Commodity seasonal trades have been around for a long time, but the original intentions of these trades has become very misunderstood since the late 1990s. Professional traders used seasonal tendencies as a solid fundamental reason for making their trading decisions. As this strategy was widely marketed by Jake Bernstein in the late 1990s, the small investor interpreted it as a get rich quick scheme and the seasonal trade took a radical turn.

About Seasonal Trades

Commodity prices typically reach peaks or lows during certain times of the year. This is due to production cycles around the world and buying cycles of commercial users. There will be times during the year when the supplies are at their highest and demand is at the lowest. Prices are typically lowest when supplies are at the highest. These are general trends, but there are obviously more variables that determine prices in the market.

A seasonal tendency should be used as part of an overall trading strategy or process for selecting trades. Experience in trading a particular market for a long period of time and understanding the market characteristics really helps when using seasonal trades. A fundamental trader might feel prices have moved to low and the seasonals might confirm a trading decision if they indicate a market usually bottoms at this particular time.

Seasonal trades don’t work every year and sometimes the timing is early or late in the markets for a seasonal move. In fact, a market might not show any particular bias to a seasonal tendency in many years. Seasonal tendencies are certainly a good trading tool to use, but some people got the wrong idea on how to trade them from one particular source - Jake Bernstein.

The Jake Bernstein Effect

Jake Bernstein wrote a book and heavily marketed a trading system based on seasonal trades. The book listed a number of key dates for each commodity and the success rate for each trade. On the surface this type of trading made sense to the novice trader and it was fairly easy to implement. The problem was that things just aren’t that simple in the trading world.

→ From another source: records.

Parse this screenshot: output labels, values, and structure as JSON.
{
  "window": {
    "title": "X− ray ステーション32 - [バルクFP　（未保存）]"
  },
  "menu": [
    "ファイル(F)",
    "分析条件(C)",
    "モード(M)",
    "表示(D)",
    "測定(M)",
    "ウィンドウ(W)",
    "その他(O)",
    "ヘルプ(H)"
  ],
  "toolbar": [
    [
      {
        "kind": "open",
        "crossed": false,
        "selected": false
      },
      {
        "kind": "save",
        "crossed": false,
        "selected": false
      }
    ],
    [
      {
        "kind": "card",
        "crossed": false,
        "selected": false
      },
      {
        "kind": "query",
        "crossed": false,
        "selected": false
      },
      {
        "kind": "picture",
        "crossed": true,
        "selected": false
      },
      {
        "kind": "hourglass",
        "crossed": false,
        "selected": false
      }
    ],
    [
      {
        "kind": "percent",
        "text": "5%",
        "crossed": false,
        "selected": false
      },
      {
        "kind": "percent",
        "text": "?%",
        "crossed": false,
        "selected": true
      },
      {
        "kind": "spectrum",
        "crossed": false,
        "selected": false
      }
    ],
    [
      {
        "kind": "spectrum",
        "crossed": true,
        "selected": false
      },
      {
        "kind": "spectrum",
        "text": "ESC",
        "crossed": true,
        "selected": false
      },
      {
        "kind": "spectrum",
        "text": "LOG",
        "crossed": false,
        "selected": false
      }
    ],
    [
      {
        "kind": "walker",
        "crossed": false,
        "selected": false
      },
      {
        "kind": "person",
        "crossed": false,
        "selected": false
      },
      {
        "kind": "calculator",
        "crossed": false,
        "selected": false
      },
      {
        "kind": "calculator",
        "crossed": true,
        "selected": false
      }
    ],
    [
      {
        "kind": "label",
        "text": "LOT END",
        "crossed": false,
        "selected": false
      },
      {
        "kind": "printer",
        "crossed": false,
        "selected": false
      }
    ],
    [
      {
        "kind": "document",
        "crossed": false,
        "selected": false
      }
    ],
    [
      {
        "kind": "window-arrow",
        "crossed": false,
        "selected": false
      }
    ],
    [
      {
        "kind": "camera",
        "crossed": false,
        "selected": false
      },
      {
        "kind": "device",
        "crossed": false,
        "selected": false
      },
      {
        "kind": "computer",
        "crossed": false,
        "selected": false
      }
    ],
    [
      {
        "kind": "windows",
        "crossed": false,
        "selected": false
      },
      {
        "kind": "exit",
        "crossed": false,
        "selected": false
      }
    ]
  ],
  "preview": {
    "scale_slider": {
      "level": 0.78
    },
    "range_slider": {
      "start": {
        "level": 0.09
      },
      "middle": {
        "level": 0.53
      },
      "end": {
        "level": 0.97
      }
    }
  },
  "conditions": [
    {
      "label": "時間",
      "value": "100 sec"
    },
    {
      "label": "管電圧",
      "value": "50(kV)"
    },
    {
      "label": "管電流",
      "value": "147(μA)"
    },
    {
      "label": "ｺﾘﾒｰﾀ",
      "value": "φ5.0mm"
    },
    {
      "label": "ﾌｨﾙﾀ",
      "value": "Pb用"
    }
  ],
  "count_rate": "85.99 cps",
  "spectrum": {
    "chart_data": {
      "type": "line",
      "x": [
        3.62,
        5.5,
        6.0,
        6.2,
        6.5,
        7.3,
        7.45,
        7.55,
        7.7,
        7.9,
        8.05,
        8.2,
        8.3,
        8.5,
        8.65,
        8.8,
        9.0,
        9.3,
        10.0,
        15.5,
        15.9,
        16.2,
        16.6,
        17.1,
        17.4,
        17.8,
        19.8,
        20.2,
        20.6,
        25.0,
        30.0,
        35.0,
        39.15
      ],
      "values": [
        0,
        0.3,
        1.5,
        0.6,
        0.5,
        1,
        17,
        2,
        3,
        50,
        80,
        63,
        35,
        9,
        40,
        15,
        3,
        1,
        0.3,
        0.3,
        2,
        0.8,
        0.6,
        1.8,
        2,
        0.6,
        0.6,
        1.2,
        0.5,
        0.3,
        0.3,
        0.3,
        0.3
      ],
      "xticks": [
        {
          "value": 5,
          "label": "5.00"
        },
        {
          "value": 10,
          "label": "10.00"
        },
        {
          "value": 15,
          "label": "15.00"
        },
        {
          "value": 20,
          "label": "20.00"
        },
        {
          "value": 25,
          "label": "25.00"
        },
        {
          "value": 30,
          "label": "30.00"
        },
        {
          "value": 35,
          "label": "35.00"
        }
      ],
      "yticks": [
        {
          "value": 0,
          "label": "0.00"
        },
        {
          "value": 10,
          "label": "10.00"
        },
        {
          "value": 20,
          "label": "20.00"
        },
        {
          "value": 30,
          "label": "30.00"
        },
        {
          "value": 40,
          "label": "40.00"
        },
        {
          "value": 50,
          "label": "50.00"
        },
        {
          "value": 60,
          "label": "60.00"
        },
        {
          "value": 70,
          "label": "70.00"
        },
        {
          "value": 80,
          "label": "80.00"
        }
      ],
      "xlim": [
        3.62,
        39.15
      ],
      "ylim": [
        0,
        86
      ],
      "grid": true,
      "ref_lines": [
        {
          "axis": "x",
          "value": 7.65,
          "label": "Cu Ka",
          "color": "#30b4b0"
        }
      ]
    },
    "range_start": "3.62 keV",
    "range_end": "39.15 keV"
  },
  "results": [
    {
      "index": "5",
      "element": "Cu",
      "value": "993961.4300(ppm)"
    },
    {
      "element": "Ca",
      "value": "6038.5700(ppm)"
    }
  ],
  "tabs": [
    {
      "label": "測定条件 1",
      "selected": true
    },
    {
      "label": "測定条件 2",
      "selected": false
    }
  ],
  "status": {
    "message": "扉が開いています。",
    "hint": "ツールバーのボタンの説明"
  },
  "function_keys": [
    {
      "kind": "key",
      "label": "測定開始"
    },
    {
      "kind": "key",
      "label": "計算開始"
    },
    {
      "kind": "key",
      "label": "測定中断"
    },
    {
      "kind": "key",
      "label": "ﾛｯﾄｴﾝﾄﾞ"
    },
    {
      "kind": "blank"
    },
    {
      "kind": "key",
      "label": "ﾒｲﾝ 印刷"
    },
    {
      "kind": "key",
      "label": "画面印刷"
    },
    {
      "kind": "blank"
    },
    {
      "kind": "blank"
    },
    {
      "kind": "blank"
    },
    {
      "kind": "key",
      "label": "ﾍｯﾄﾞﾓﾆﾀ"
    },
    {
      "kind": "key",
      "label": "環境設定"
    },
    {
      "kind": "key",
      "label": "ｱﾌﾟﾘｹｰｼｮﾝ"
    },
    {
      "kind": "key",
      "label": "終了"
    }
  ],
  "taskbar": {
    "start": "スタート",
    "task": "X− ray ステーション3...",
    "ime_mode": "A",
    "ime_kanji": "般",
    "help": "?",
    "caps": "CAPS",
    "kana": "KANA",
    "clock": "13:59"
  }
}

The book basically outlined specific dates when you buy and sell a commodity. The holding periods typically lasted a couple weeks. The past history of the trades looked great, as many were 80 to 100 percent successful in the past. That sounds great, but the way the trades were derived is where the logic doesn’t hold up.

Computer programs came into play. They went back in time and found all the combinations of successful trades during certain dates. The after-the-fact stats looked great. However, if you screen all the possible combinations of dates and markets for the last ten years, you are bound to come up with many combinations of trades that were successful in history. A good argument could be made that these are completely random numbers and they have no bearing on future successful outcomes.

Needless to say, Jake Bernstein caught a lot of heat from the industry regulators. He claims that there was nothing wrong with promoting seasonal trades. I have to say that I don’t necessarily have an issue with the content of his book and this could just be considered another trading tool someone could use - after doing some research on it. Unfortunately, the book had some marketing to it that made it sound like an easy way to trade commodities and make a lot of money.

That is really the basis for how seasonal trades might have a somewhat tainted reputation. The commodity seasonals are actually a good tool to use in your trading, but not to use by itself. I certainly wouldn’t blindly buy on a predetermined day and sell on a predetermined day. However, seasonal trends can act as a good barometer to determined the timing on trades. Professional traders don’t really use specific dates for seasonal trades. Rather, they look for overall patterns during certain times of the year.